Tais virtuais acontecimentos Norma Vidigal após quase meia hora de estada, ela contou a anciã Carmozina, descendente de índio na presença de sua nora Cantídia, uma morena quase branca, casada com José Passo, o Mulato, filho da anciã Carmozina. Depois de tanto tempo, Norma Vidigal tinha comparecido ao casebre a anciã para buscar certas informações a respeitos de pisadas no seu casarão. E ali foi recordado ter sido o nome dado pelo Coronel Vidigal ao antigo casarão de “Mundo Velho”. No passado, o Coronel tinha outras mansões uma das quais os de “Solidão”. Essa mansão fora, com o tempo apagado e nada além restava nas cercanias. Para se chegar ao cercado da “Solidão” tinha de se percorrer a cavalo muitas léguas, horas e mais horas. No tempo do Coronel, o casarão era a sua moradia. Quando era tempo de inverno, com relâmpagos e trovões para todos os lados, o velho Coronel Vidigal, de barbas longas, rumava em direção de seu casarão da praia onde Norma passara o tempo de sua vida. A outra fazenda, ela não conhecera. Porém sempre ouvira dizer ser um casarão soberbo. As terras do velho Coronel se perdiam de vista indo para além de três dias de viagem. Em certa ocasião, quando Norma Vidigal voltara para o seu “Mundo Velho” entrou em uma conversa paralela. Armando desconhecia o sentido do fato. Ela falou de divisão de terras. E disse ainda ser nessa divisão o poder dos senhores de engenho ou de gado. Seu bisavô era dono de uma esteira de gado para além de cinquenta mil cabeças. Todos os anos ele levava para os barcos vindos da Europa, atravessando rios, lagoas e terras secas.

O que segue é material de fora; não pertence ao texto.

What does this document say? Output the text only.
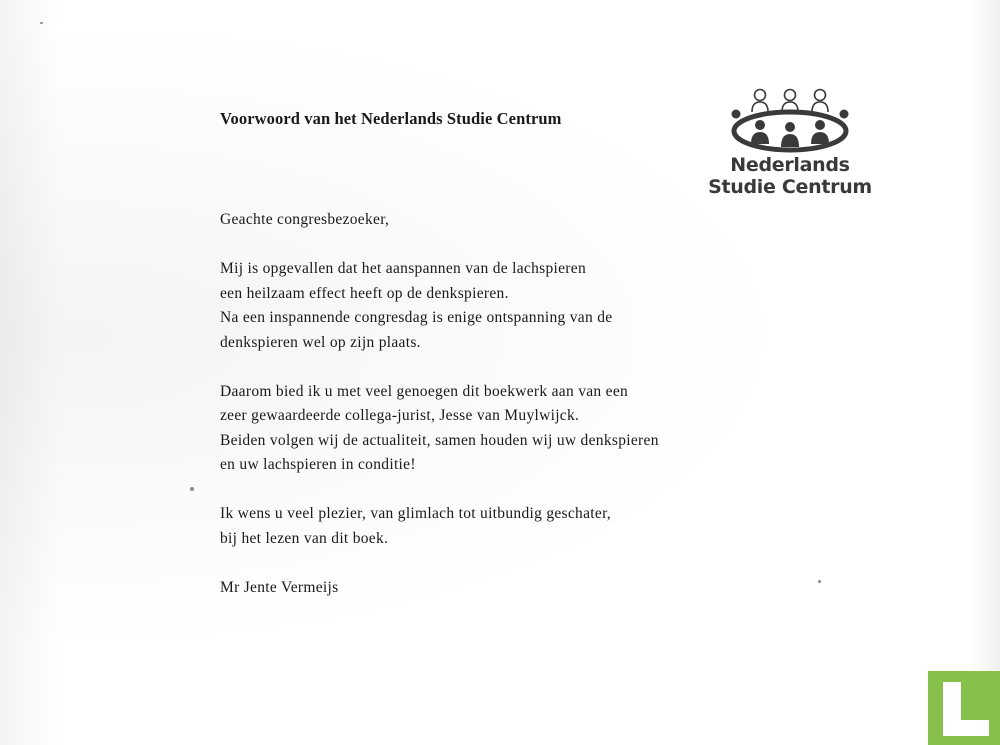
Voorwoord van het Nederlands Studie Centrum
Nederlands
Studie Centrum

Geachte congresbezoeker,

Mij is opgevallen dat het aanspannen van de lachspieren

een heilzaam effect heeft op de denkspieren.

Na een inspannende congresdag is enige ontspanning van de

denkspieren wel op zijn plaats.

Daarom bied ik u met veel genoegen dit boekwerk aan van een

zeer gewaardeerde collega-jurist, Jesse van Muylwijck.

Beiden volgen wij de actualiteit, samen houden wij uw denkspieren

en uw lachspieren in conditie!

Ik wens u veel plezier, van glimlach tot uitbundig geschater,

bij het lezen van dit boek.

Mr Jente Vermeijs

--- Você sabe quem governa as terras? – indagou Norma ao namorado.
--- O Governo. É claro! – respondeu Armando com olhos atentos.
---E quem manda no Governo? – indagou novamente a moça.
--- Quem manda? O partido! Ora! – contrapôs Armando.
--- Você está enganado. O Governo, muito embora sendo eleito em escrutino, ele é mandado por uma camarilha. O País é dividido em Estados, E os Estados são divididos em grupos. Quatro no máximo. Mas esses países se incorporam em nações mandadas por quatro senhores. Esses senhores mandam e desmandam nos países. Há os pobres, os mais ou menos e os poderosos. Esses poderosos, onde não se inclui o Brasil, mandam em todos os outros, inclusive o Brasil. Essa é uma máquina perigosa. O mundo obedece a um grupo de quatro homens. Não se pode dizer ser a America do Norte, ser a Inglaterra ou mesmo a Suiça. Eles estão no mesmo barco. Os homens decidem aquilo de se fazer. Petróleo, carne, algodão, entre outros implementos. O Brasil de antigamente quem mandava na região era o Coronel e mais duas pessoas. E hoje, quem manda é a política feita por três ou quatro pessoas. Não pense que você ganha da Loteria por que tem sorte. Você ganha porque alguém quer. Isso quer dizer ser o Governo dessa joça aquele a ser mandado por um Coronel. Tais Coroneis ainda existem. Ganha aquele filho dos Coroneis. Ou seja: os serviçais. – comentou por fim Norma Vidigal.
--- Não creio nisso! – falou o jovem Armando combatendo a moça.
--- Pois fique na ilusão de menino. – respondeu Norma com austeridade.
Logo após o casal estava na praia onde o banho de mar era o melhor de tudo o que podia a haver. As ondas chegavam e marulhavam na areia. Na praia quase não havia viva alma, salvo uns garotos filhos de pescadores. Seus pais eram herdeiros dos seus avôs. A rede de pesca a balançar ao sabor do vento, enfiada nos paus de dois metros pegando o sol de primavera. Os nautas se ondulavam longe no sabor do apanhar o novo pescado. Eram vario destes nautas a apanhar o peixe. A criançada a brincar de se esconder por entre os paus, era o que mais havia. Norma Vidigal era mais uma a mergulhar nas ondas para o orgulho do seu amante. Uma vez ou outra ela gritava:
--- Vem pra cá. Vem! – sorria Norma a chamar o seu amado.